I’ve had to secure a website administrative login system recently, and wanted to get some second opinions on the method that I’m using, since security tends to benefit from second opinions.

Implementation details: Linux, Debian, Mysql, Php

Ip whitelisting system

Parts:
in-database: username, password, email, ip address, ip whitelist
provided by user: username, password
provided by client: current ip address

In addition to requiring a correct username and password, the ip of the system that you are connecting from has to be whitelisted to allow login. Thus the logic of the system cascades like this:

• if ip not whitelisted: you cannot log in, you must verify that ip.
• Verify your current ip: Go to a page, put in a username, you get a “We will verify that username [someUsername] if it exists and you will receive an automated email for that account directly.” A verification email is emailed to the email on file for that account, if it exists & is active. Otherwise it’ll just display the message and do nothing.
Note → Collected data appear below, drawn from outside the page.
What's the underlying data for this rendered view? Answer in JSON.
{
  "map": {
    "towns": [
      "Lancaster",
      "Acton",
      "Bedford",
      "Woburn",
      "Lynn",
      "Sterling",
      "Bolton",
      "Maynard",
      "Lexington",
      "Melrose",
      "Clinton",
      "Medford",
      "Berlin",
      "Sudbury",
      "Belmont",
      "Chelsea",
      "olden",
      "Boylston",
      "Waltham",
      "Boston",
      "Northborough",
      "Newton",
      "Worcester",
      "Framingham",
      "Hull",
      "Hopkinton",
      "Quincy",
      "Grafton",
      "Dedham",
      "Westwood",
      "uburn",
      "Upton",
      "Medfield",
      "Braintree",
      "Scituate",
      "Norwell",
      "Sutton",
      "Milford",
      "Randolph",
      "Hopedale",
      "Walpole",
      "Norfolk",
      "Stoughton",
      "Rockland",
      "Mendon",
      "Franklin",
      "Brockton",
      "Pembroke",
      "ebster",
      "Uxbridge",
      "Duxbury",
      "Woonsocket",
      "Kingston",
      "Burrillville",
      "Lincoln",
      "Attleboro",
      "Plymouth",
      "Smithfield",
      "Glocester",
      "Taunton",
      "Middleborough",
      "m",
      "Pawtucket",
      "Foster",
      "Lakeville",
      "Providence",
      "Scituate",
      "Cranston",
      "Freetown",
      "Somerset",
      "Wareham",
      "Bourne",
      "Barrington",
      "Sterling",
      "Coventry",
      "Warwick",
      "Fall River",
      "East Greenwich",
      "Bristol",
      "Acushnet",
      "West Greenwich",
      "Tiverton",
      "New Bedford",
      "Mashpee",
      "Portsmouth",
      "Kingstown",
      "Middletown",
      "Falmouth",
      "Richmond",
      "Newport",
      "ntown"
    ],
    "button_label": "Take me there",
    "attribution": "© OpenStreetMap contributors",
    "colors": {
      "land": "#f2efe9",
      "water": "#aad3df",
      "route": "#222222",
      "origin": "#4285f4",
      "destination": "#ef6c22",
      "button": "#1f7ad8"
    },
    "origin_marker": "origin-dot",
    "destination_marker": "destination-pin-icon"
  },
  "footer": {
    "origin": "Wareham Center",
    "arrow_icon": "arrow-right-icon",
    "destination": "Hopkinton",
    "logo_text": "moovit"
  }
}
• Verification email: simply has a link with a private key that matches the key in the verification database, links to the site, the page links verifies the ip for that record in the database.

• if ip whitelisted: once whitelisted, correct username/password combinations are accepted for login as normal, incorrect ones are rejected.

That is the system. It seems slightly similar to the method that banks use to verify devices, though not identical, so perhaps it needs refactoring. Any advice?